Cultural Monument of Albania

= St. Michael Church, Moscopole =

18th-century church in Albania

The St. Michael Church (Kisha e Shën Mëhillit or Kisha Kryeengjëjt Mihail dhe Gavriil, also known as Church of the Archangels Michael and Gabriel is an Eastern Orthodox church in Voskopojë, modern southeastern Albania.

==History==
The church was erected in 1722 and is one out of five remaining churches in the once prosperous metropolis of Moscopole.

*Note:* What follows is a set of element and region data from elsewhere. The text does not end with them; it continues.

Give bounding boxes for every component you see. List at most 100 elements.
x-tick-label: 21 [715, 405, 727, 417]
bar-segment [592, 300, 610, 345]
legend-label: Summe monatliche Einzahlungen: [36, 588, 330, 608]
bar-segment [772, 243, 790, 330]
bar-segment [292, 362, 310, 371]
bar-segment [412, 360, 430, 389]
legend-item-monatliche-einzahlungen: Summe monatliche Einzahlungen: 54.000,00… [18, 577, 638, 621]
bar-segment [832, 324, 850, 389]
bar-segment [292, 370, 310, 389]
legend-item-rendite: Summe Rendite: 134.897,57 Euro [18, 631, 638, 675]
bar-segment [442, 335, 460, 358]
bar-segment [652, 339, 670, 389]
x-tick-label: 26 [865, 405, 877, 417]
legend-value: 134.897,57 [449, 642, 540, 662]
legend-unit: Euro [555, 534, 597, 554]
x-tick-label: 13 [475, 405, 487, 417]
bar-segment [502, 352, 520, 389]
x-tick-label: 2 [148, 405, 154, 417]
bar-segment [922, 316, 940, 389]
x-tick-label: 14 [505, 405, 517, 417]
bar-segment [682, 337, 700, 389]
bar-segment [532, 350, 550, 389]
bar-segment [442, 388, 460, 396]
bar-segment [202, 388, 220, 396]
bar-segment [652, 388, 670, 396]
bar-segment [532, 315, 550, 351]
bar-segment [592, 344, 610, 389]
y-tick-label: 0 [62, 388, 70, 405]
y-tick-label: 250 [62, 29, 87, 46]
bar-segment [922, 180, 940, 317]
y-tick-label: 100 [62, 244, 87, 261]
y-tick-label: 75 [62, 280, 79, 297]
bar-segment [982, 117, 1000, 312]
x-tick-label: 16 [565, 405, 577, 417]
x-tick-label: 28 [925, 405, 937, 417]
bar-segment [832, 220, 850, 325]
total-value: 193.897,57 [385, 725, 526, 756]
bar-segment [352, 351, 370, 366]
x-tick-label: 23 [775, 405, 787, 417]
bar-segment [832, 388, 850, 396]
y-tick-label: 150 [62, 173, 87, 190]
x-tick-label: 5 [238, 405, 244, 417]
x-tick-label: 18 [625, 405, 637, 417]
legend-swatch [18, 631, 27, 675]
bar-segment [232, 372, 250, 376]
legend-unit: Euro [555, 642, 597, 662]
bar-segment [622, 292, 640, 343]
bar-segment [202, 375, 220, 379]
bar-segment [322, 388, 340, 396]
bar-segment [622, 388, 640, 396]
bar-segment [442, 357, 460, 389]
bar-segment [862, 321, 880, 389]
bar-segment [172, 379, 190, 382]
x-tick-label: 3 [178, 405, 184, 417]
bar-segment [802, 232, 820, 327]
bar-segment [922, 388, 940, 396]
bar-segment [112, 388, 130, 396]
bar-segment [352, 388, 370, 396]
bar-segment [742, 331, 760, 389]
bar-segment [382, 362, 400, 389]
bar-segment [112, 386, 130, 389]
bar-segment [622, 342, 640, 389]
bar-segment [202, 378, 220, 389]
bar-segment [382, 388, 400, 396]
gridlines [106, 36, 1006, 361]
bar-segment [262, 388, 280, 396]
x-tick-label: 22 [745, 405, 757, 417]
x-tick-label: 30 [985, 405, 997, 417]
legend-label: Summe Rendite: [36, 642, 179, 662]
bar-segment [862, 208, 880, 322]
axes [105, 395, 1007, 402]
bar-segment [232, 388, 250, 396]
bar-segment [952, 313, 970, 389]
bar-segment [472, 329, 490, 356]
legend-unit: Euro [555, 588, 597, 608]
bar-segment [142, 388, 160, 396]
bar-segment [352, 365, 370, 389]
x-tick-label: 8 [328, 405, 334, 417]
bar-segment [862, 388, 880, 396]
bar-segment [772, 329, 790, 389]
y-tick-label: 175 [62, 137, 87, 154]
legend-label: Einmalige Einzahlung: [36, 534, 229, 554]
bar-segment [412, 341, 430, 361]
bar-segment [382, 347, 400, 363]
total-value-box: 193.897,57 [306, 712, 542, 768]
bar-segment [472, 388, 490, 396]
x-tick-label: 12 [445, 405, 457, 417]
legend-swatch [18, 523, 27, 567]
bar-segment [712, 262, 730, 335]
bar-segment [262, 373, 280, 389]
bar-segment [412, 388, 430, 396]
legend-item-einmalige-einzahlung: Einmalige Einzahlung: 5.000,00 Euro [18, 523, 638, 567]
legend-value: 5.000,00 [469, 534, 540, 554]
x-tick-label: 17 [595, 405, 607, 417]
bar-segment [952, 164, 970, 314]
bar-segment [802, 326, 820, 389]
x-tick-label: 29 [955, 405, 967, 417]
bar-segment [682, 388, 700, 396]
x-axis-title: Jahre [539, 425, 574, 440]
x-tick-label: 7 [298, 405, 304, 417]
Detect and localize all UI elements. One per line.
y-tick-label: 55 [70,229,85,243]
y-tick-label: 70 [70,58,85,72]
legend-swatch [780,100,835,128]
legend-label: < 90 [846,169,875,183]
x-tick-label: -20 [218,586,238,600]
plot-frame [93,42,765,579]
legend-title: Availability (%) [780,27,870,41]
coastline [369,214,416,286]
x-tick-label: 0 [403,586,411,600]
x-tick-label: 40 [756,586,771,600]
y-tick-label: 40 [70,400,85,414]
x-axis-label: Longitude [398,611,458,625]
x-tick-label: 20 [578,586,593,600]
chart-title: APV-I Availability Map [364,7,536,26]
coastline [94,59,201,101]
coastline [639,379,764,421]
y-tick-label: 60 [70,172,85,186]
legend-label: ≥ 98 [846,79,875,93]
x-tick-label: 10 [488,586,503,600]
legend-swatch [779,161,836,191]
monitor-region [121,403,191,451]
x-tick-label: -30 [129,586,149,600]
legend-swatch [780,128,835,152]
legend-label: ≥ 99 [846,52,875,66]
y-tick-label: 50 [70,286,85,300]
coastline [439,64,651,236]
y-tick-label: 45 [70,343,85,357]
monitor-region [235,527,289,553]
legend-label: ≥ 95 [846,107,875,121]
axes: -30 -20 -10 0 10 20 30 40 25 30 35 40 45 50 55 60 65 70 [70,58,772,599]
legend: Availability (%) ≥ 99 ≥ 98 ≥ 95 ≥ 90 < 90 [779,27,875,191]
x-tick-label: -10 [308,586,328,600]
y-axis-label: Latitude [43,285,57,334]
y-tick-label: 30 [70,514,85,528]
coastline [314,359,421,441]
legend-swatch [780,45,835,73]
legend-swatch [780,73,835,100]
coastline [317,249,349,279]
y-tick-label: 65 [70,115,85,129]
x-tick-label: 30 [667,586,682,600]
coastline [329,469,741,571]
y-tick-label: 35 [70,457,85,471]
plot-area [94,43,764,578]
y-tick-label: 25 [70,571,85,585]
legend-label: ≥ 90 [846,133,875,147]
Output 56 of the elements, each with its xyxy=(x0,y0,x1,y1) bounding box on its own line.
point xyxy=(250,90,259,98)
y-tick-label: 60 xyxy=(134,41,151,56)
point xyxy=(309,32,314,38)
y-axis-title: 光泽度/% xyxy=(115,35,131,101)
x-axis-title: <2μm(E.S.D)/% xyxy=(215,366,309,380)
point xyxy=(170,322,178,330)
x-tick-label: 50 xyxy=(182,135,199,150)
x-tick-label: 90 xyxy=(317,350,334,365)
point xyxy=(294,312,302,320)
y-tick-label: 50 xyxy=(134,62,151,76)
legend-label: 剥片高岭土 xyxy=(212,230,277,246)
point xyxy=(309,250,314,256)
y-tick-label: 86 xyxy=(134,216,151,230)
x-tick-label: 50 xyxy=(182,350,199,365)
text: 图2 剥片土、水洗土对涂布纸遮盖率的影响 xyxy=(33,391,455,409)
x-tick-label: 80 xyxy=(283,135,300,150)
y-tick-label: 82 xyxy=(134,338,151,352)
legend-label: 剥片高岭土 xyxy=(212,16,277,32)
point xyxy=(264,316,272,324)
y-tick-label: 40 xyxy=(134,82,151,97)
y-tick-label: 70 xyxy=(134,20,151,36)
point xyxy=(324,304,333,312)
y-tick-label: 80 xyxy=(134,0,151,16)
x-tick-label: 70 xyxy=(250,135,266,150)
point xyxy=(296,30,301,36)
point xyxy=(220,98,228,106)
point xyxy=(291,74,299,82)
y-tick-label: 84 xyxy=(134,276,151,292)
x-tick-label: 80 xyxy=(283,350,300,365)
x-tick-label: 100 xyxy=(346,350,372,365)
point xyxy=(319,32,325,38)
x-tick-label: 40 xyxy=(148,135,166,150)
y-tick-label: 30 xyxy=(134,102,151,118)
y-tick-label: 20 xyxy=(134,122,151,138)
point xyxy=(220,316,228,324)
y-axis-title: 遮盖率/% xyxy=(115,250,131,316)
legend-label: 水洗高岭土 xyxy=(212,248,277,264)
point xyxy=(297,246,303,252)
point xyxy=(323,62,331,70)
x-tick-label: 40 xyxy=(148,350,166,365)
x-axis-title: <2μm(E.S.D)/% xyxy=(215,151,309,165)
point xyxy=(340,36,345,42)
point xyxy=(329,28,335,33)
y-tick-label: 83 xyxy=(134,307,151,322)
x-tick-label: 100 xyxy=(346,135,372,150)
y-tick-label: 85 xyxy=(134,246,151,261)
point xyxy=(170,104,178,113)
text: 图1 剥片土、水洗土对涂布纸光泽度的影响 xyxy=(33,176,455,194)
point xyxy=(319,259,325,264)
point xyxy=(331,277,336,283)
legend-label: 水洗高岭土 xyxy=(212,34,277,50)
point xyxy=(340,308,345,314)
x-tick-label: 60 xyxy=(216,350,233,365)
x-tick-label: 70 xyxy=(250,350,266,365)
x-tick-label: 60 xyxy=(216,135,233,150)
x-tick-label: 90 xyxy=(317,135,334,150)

During the prohibition of religion in Albania, in 1948, it was turned to a cultural monument of the state. In 1996 the church became a target of vandalism by Muslim fanatics with 23 paintings of Saints being heavily damaged.

==Architecture==
It is a basilica-type church with a main nave and two lateral aisles. The dimensions are 33m x 15m x 9m. There are two main pillars. Two lines of columns divide the central nave from the two lateral aisles and all three aisles have the same height as the naos. The columns are connected among one another on both directions. Each one of the three aisles has a cupola, and each one of the three cupolas is different. On the eastern side the apse is outside of the cupola and some pillars cover it. The narthex is on the western side, and its construction is similar to the remaining part of the naos. The narthex has stone columns with arches and cupolas. The cloister is absent as it has been destroyed, but there are still signs of the original one.